We have recently made an investment in raising baby chickens. As I mentioned in an earlier article about our new chicks’ homecoming, we are excited because we will no longer be contributing to the large corporations that exploit and torture so many hens each day. We are also looking forward to fresh eggs in a few months, and my kids have fallen in love with our new additions.

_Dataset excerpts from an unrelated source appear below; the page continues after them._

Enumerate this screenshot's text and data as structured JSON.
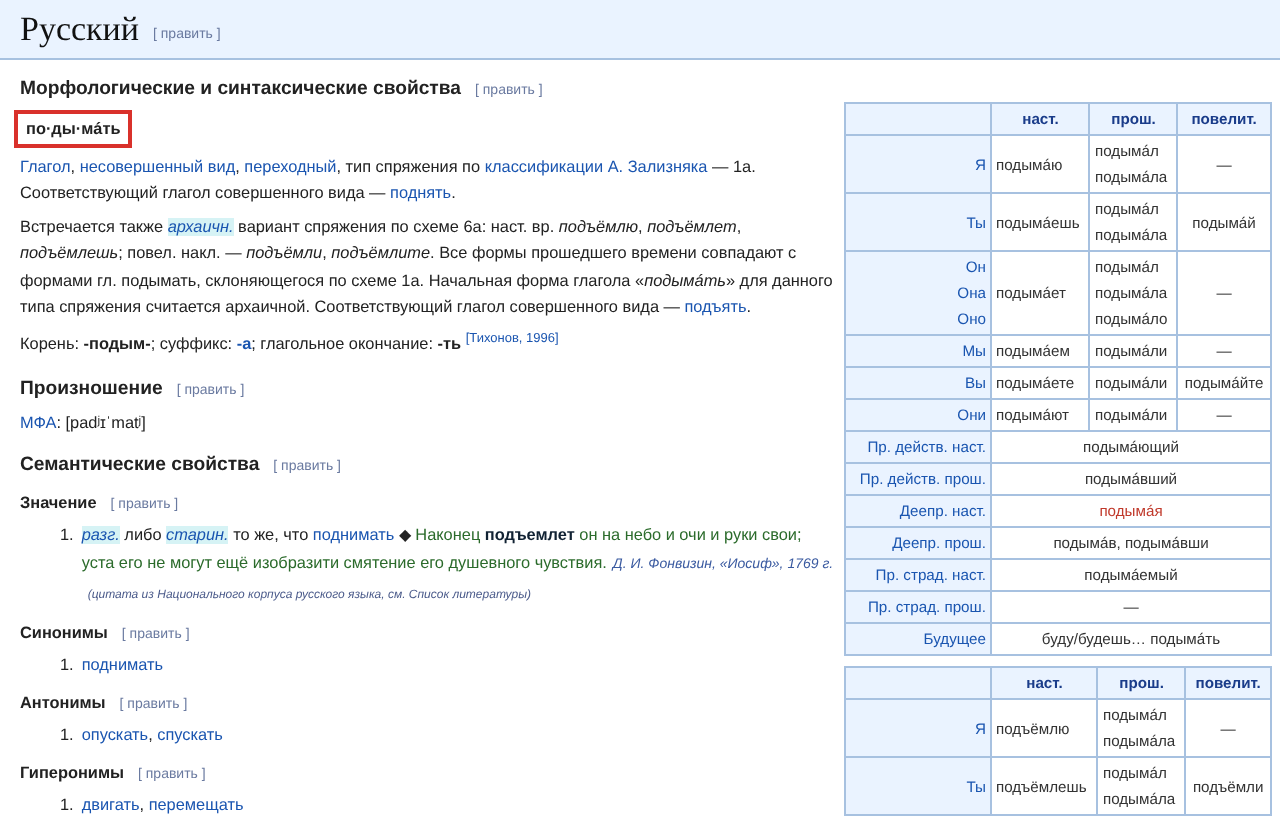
{
  "language_header": {
    "title": "Русский",
    "edit_link": "[ править ]"
  },
  "morphology": {
    "heading": "Морфологические и синтаксические свойства",
    "edit_link": "[ править ]",
    "syllables": {
      "text": "по·ды·мáть",
      "outlined": true
    },
    "paragraphs": [
      [
        {
          "kind": "link",
          "text": "Глагол"
        },
        {
          "kind": "text",
          "text": ", "
        },
        {
          "kind": "link",
          "text": "несовершенный вид"
        },
        {
          "kind": "text",
          "text": ", "
        },
        {
          "kind": "link",
          "text": "переходный"
        },
        {
          "kind": "text",
          "text": ", тип спряжения по "
        },
        {
          "kind": "link",
          "text": "классификации А. Зализняка"
        },
        {
          "kind": "text",
          "text": " — 1a. Соответствующий глагол совершенного вида — "
        },
        {
          "kind": "link",
          "text": "поднять"
        },
        {
          "kind": "text",
          "text": "."
        }
      ],
      [
        {
          "kind": "text",
          "text": "Встречается также "
        },
        {
          "kind": "tag",
          "text": "архаичн."
        },
        {
          "kind": "text",
          "text": " вариант спряжения по схеме 6a: наст. вр. *подъёмлю*, *подъёмлет*, *подъёмлешь*; повел. накл. — *подъёмли*, *подъёмлите*. Все формы прошедшего времени совпадают с формами гл. подымать, склоняющегося по схеме 1a. Начальная форма глагола «*подымáть*» для данного типа спряжения считается архаичной. Соответствующий глагол совершенного вида — "
        },
        {
          "kind": "link",
          "text": "подъять"
        },
        {
          "kind": "text",
          "text": "."
        }
      ],
      [
        {
          "kind": "text",
          "text": "Корень: **-подым-**; суффикс: "
        },
        {
          "kind": "boldlink",
          "text": "-а"
        },
        {
          "kind": "text",
          "text": "; глагольное окончание: **-ть** "
        },
        {
          "kind": "ref",
          "text": "[Тихонов, 1996]"
        }
      ]
    ]
  },
  "pronunciation": {
    "heading": "Произношение",
    "edit_link": "[ править ]",
    "line": [
      {
        "kind": "link",
        "text": "МФА"
      },
      {
        "kind": "text",
        "text": ": [padʲɪˈmatʲ]"
      }
    ]
  },
  "semantics": {
    "heading": "Семантические свойства",
    "edit_link": "[ править ]",
    "subsections": [
      {
        "heading": "Значение",
        "edit_link": "[ править ]",
        "items": [
          {
            "number": "1.",
            "segments": [
              {
                "kind": "tag",
                "text": "разг."
              },
              {
                "kind": "text",
                "text": " либо "
              },
              {
                "kind": "tag",
                "text": "старин."
              },
              {
                "kind": "text",
                "text": " то же, что "
              },
              {
                "kind": "link",
                "text": "поднимать"
              },
              {
                "kind": "text",
                "text": " ◆ "
              },
              {
                "kind": "quote",
                "text": "Наконец **подъемлет** он на небо и очи и руки свои; уста его не могут ещё изобразити смятение его душевного чувствия."
              },
              {
                "kind": "cite",
                "text": "Д. И. Фонвизин, «Иосиф», 1769 г."
              },
              {
                "kind": "note",
                "text": "(цитата из Национального корпуса русского языка, см. Список литературы)"
              }
            ]
          }
        ]
      },
      {
        "heading": "Синонимы",
        "edit_link": "[ править ]",
        "items": [
          {
            "number": "1.",
            "segments": [
              {
                "kind": "link",
                "text": "поднимать"
              }
            ]
          }
        ]
      },
      {
        "heading": "Антонимы",
        "edit_link": "[ править ]",
        "items": [
          {
            "number": "1.",
            "segments": [
              {
                "kind": "link",
                "text": "опускать"
              },
              {
                "kind": "text",
                "text": ", "
              },
              {
                "kind": "link",
                "text": "спускать"
              }
            ]
          }
        ]
      },
      {
        "heading": "Гиперонимы",
        "edit_link": "[ править ]",
        "items": [
          {
            "number": "1.",
            "segments": [
              {
                "kind": "link",
                "text": "двигать"
              },
              {
                "kind": "text",
                "text": ", "
              },
              {
                "kind": "link",
                "text": "перемещать"
              }
            ]
          }
        ]
      }
    ]
  },
  "conjugation_tables": [
    {
      "columns": [
        "наст.",
        "прош.",
        "повелит."
      ],
      "rows": [
        {
          "kind": "person",
          "persons": [
            "Я"
          ],
          "present": "подымáю",
          "past": [
            "подымáл",
            "подымáла"
          ],
          "imperative": "—"
        },
        {
          "kind": "person",
          "persons": [
            "Ты"
          ],
          "present": "подымáешь",
          "past": [
            "подымáл",
            "подымáла"
          ],
          "imperative": "подымáй"
        },
        {
          "kind": "person",
          "persons": [
            "Он",
            "Она",
            "Оно"
          ],
          "present": "подымáет",
          "past": [
            "подымáл",
            "подымáла",
            "подымáло"
          ],
          "imperative": "—"
        },
        {
          "kind": "person",
          "persons": [
            "Мы"
          ],
          "present": "подымáем",
          "past": [
            "подымáли"
          ],
          "imperative": "—"
        },
        {
          "kind": "person",
          "persons": [
            "Вы"
          ],
          "present": "подымáете",
          "past": [
            "подымáли"
          ],
          "imperative": "подымáйте"
        },
        {
          "kind": "person",
          "persons": [
            "Они"
          ],
          "present": "подымáют",
          "past": [
            "подымáли"
          ],
          "imperative": "—"
        },
        {
          "kind": "form",
          "label": "Пр. действ. наст.",
          "value": "подымáющий",
          "accent": false
        },
        {
          "kind": "form",
          "label": "Пр. действ. прош.",
          "value": "подымáвший",
          "accent": false
        },
        {
          "kind": "form",
          "label": "Деепр. наст.",
          "value": "подымáя",
          "accent": true
        },
        {
          "kind": "form",
          "label": "Деепр. прош.",
          "value": "подымáв, подымáвши",
          "accent": false
        },
        {
          "kind": "form",
          "label": "Пр. страд. наст.",
          "value": "подымáемый",
          "accent": false
        },
        {
          "kind": "form",
          "label": "Пр. страд. прош.",
          "value": "—",
          "accent": false
        },
        {
          "kind": "form",
          "label": "Будущее",
          "value": "буду/будешь… подымáть",
          "accent": false
        }
      ]
    },
    {
      "columns": [
        "наст.",
        "прош.",
        "повелит."
      ],
      "rows": [
        {
          "kind": "person",
          "persons": [
            "Я"
          ],
          "present": "подъёмлю",
          "past": [
            "подымáл",
            "подымáла"
          ],
          "imperative": "—"
        },
        {
          "kind": "person",
          "persons": [
            "Ты"
          ],
          "present": "подъёмлешь",
          "past": [
            "подымáл",
            "подымáла"
          ],
          "imperative": "подъёмли"
        }
      ]
    }
  ]
}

Our adventure started off with five fluffy baby chicks. There’s Blackie, named for her black feathers, Bruiser, who seemed to be the aggressive one, Reds, named for her beautiful red coloring, Wednesday, who just always seemed to be in the middle, and Poop Butt. Poop Butt was smaller than the rest of the crew. The day we brought her home, we noticed her vent (which is basically a chicken butt) was clogged with poo. This is quite common among baby chicks, so we were prepared to clean her and nurse her back to health. Unfortunately, it seemed that her vent had been clogged since the day she hatched (at this point she was about 5 days old), and the build-up covered her entire lower half.
The Cycle of Life
I noticed right away that Poop Butt wouldn’t lie down like her siblings. She was always standing and wouldn’t eat as much. Delicately, I began cleaning her as best I could. I rinsed the area with warm water and a wash-cloth. I was able to clean most of the mess from her, but realized that due to the severity of the problem, all of her tail feathers were gone. She seemed cold, and as a result, spent much of her time under the heat lamp.

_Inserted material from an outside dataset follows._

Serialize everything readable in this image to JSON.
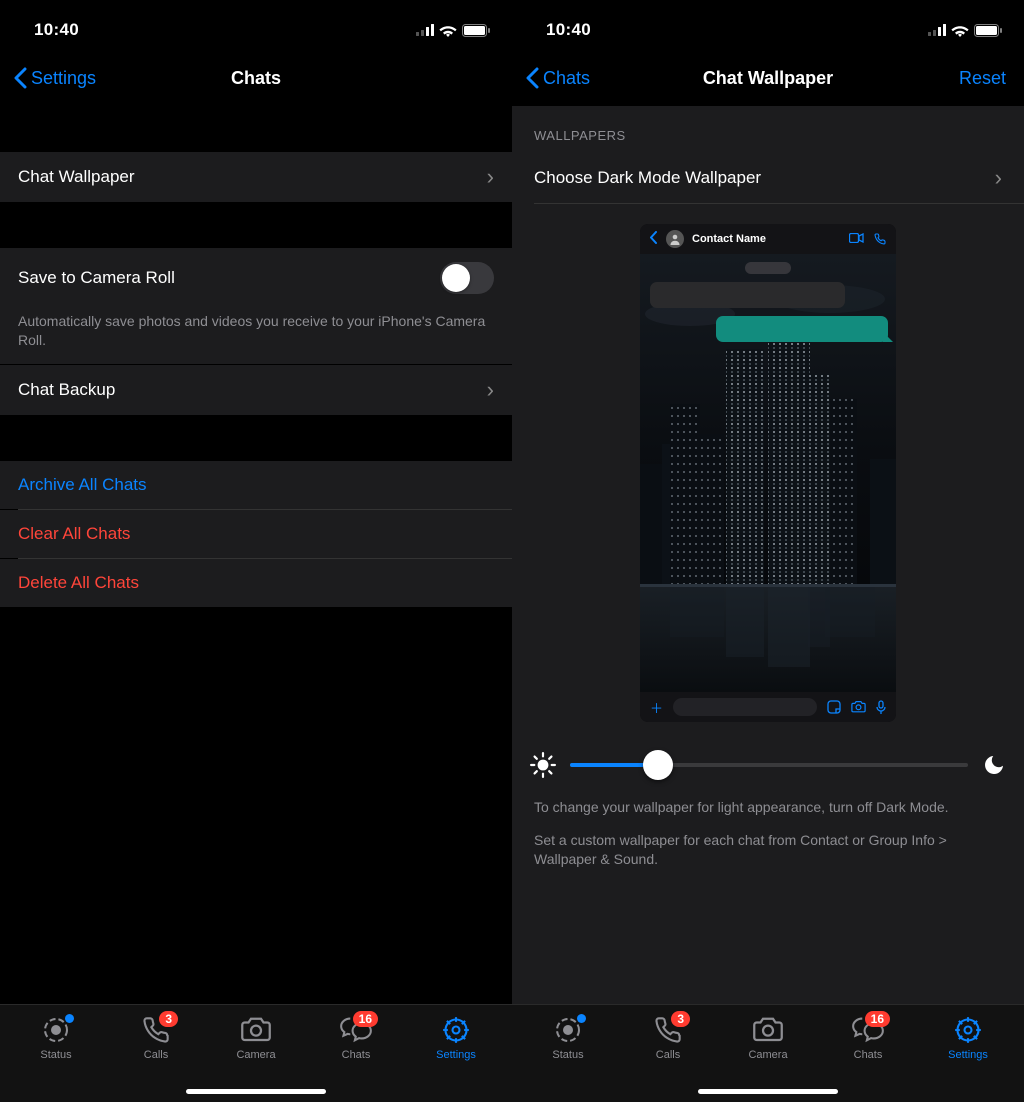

Over the next 2 days, we noticed she was becoming more and more isolated from her group. She wouldn’t eat as much, and when they’d be lying down she’d run over to them chirping loudly, trying to burrow in-between them for warmth. Usually, the entire group would get up as if annoyed, and move to the other side of the brooder leaving her alone, chirping wildly. She seemed to find comfort when I held her, however, so she spent a lot of time in my hands, resting.

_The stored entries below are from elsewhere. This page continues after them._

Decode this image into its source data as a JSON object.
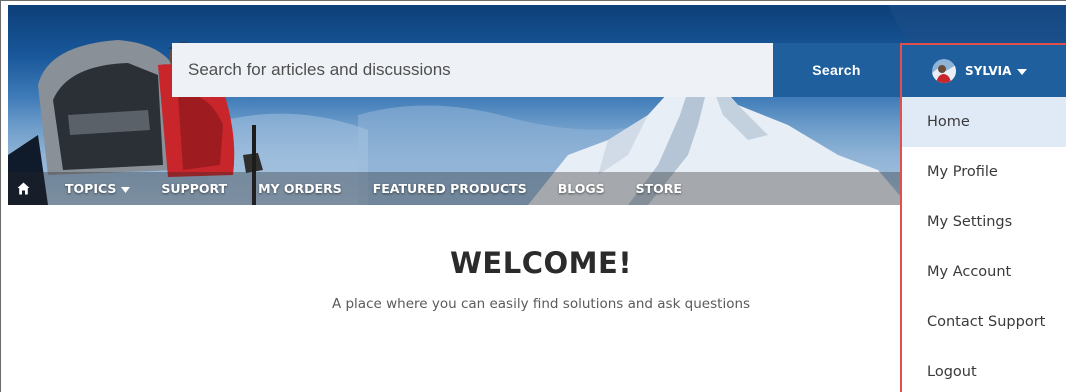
{
  "search": {
    "placeholder": "Search for articles and discussions",
    "button_label": "Search"
  },
  "nav": {
    "home_icon": "home-icon",
    "items": [
      {
        "label": "TOPICS",
        "has_dropdown": true
      },
      {
        "label": "SUPPORT"
      },
      {
        "label": "MY ORDERS"
      },
      {
        "label": "FEATURED PRODUCTS"
      },
      {
        "label": "BLOGS"
      },
      {
        "label": "STORE"
      }
    ]
  },
  "user_menu": {
    "name": "SYLVIA",
    "items": [
      {
        "label": "Home",
        "active": true
      },
      {
        "label": "My Profile"
      },
      {
        "label": "My Settings"
      },
      {
        "label": "My Account"
      },
      {
        "label": "Contact Support"
      },
      {
        "label": "Logout"
      }
    ]
  },
  "welcome": {
    "title": "WELCOME!",
    "subtitle": "A place where you can easily find solutions and ask questions"
  },
  "colors": {
    "accent": "#1f5f9e",
    "highlight_border": "#e0504f",
    "active_menu_bg": "#dfeaf6"
  }
}
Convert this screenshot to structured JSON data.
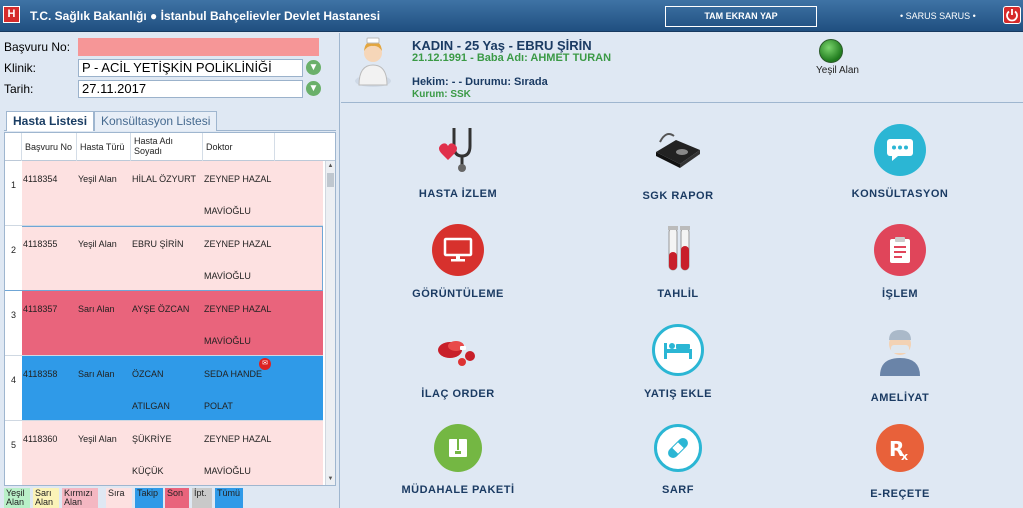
{
  "titlebar": {
    "logo": "H",
    "title": "T.C. Sağlık Bakanlığı ● İstanbul Bahçelievler Devlet Hastanesi",
    "fullscreen_label": "TAM EKRAN YAP",
    "user": "• SARUS SARUS •"
  },
  "form": {
    "basvuru_label": "Başvuru No:",
    "basvuru_value": "",
    "klinik_label": "Klinik:",
    "klinik_value": "P - ACİL YETİŞKİN POLİKLİNİĞİ",
    "tarih_label": "Tarih:",
    "tarih_value": "27.11.2017"
  },
  "tabs": [
    "Hasta Listesi",
    "Konsültasyon Listesi"
  ],
  "list": {
    "headers": [
      "Başvuru No",
      "Hasta Türü",
      "Hasta Adı\nSoyadı",
      "Doktor"
    ],
    "rows": [
      {
        "idx": "1",
        "no": "4118354",
        "tur": "Yeşil Alan",
        "ad1": "HİLAL ÖZYURT",
        "ad2": "",
        "dr1": "ZEYNEP HAZAL",
        "dr2": "MAVİOĞLU",
        "bg": "#fde1e1"
      },
      {
        "idx": "2",
        "no": "4118355",
        "tur": "Yeşil Alan",
        "ad1": "EBRU ŞİRİN",
        "ad2": "",
        "dr1": "ZEYNEP HAZAL",
        "dr2": "MAVİOĞLU",
        "bg": "#fde1e1"
      },
      {
        "idx": "3",
        "no": "4118357",
        "tur": "Sarı Alan",
        "ad1": "AYŞE ÖZCAN",
        "ad2": "",
        "dr1": "ZEYNEP HAZAL",
        "dr2": "MAVİOĞLU",
        "bg": "#e9647c"
      },
      {
        "idx": "4",
        "no": "4118358",
        "tur": "Sarı Alan",
        "ad1": "ÖZCAN",
        "ad2": "ATILGAN",
        "dr1": "SEDA HANDE",
        "dr2": "POLAT",
        "bg": "#2f9ae8"
      },
      {
        "idx": "5",
        "no": "4118360",
        "tur": "Yeşil Alan",
        "ad1": "ŞÜKRİYE",
        "ad2": "KÜÇÜK",
        "dr1": "ZEYNEP HAZAL",
        "dr2": "MAVİOĞLU",
        "bg": "#fde1e1"
      }
    ]
  },
  "legend": [
    {
      "label": "Yeşil\nAlan",
      "color": "#b9f0c8"
    },
    {
      "label": "Sarı\nAlan",
      "color": "#fbf3b8"
    },
    {
      "label": "Kırmızı\nAlan",
      "color": "#f4b7c2"
    },
    {
      "label": "Sıra",
      "color": "#fde1e1"
    },
    {
      "label": "Takip",
      "color": "#2f9ae8"
    },
    {
      "label": "Son",
      "color": "#e9647c"
    },
    {
      "label": "İpt.",
      "color": "#c9c9c9"
    },
    {
      "label": "Tümü",
      "color": "#2f9ae8"
    }
  ],
  "patient": {
    "line1": "KADIN - 25 Yaş - EBRU ŞİRİN",
    "line2": "21.12.1991 - Baba Adı: AHMET TURAN",
    "line3": "Hekim: - - Durumu: Sırada",
    "line4": "Kurum: SSK",
    "status_label": "Yeşil Alan"
  },
  "tiles": [
    {
      "label": "HASTA İZLEM",
      "icon": "stethoscope-icon"
    },
    {
      "label": "SGK RAPOR",
      "icon": "blood-pressure-icon"
    },
    {
      "label": "KONSÜLTASYON",
      "icon": "chat-icon"
    },
    {
      "label": "GÖRÜNTÜLEME",
      "icon": "monitor-icon"
    },
    {
      "label": "TAHLİL",
      "icon": "test-tube-icon"
    },
    {
      "label": "İŞLEM",
      "icon": "clipboard-icon"
    },
    {
      "label": "İLAÇ ORDER",
      "icon": "pills-icon"
    },
    {
      "label": "YATIŞ EKLE",
      "icon": "hospital-bed-icon"
    },
    {
      "label": "AMELİYAT",
      "icon": "surgeon-icon"
    },
    {
      "label": "MÜDAHALE PAKETİ",
      "icon": "package-icon"
    },
    {
      "label": "SARF",
      "icon": "bandage-icon"
    },
    {
      "label": "E-REÇETE",
      "icon": "prescription-icon"
    }
  ]
}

On our third night with her, we realized she looked extremely lethargic. She had finally laid down, but now was not getting up. She was nestled in a corner by the food, abandoned by her siblings. I picked her up and tried hand-feeding her water in a small dropper. She took some water, but could not lift her head. She’d let out the occasional peep, but her breathing was becoming labored. Then, after about an hour of trying to comfort her, her eyes burst open and she looked right at me. I had a moment of hope, and then she was gone. Her breathing had stopped and her body went limp. Poop Butt died in my hands.
Searching for Answers:
The next morning, I explained her death to my son, who is not quite 3. We carried her to a spot in the back yard and buried her. We both said goodbye, covered her up with soil and rocks, and returned to the house. When I had time to reflect, I realized that her death resonated with a recurring thought that has bothered me since the death of my father. I wrote I Am Human in an attempt to explain and understand not just death, but what it means to be human. I understand that death is a part of life. There is a grand cycle and in order to keep things in balance certain animals need to die. What bothers me, however, is that death is rarely a peaceful event. There is fear, sadness, and suffering. For people, the survivors are then struck with grief and sadness which they may carry with them for the rest of their lives. My question is, Why? If there is some divine creator, then why did it design our existence to encompass so much suffering?
I am always searching for answers to these types of questions as I work on my newest book, Food for the Archons. I’ve often heard that I will never understand, or I am not meant to. But I will continue to try. I’d love to hear your thoughts and opinions about the cycle of life, and invite you to read I Am Human & We Are Not Who We Think We Are for free. Just add your email below and the link will be sent to your inbox.
As for the other 4 chicks, they are doing great! We just finished building their coop, so stay tuned for future articles with pictures! (Subscribers, check you Inboxes!) Overall, despite the loss of Poop Butt, we couldn’t be happier with this experience so far. I feel a sense of independence that comes with the responsibility of caring for these hens. Although a small change, the impact on our family truly has been a massively good one!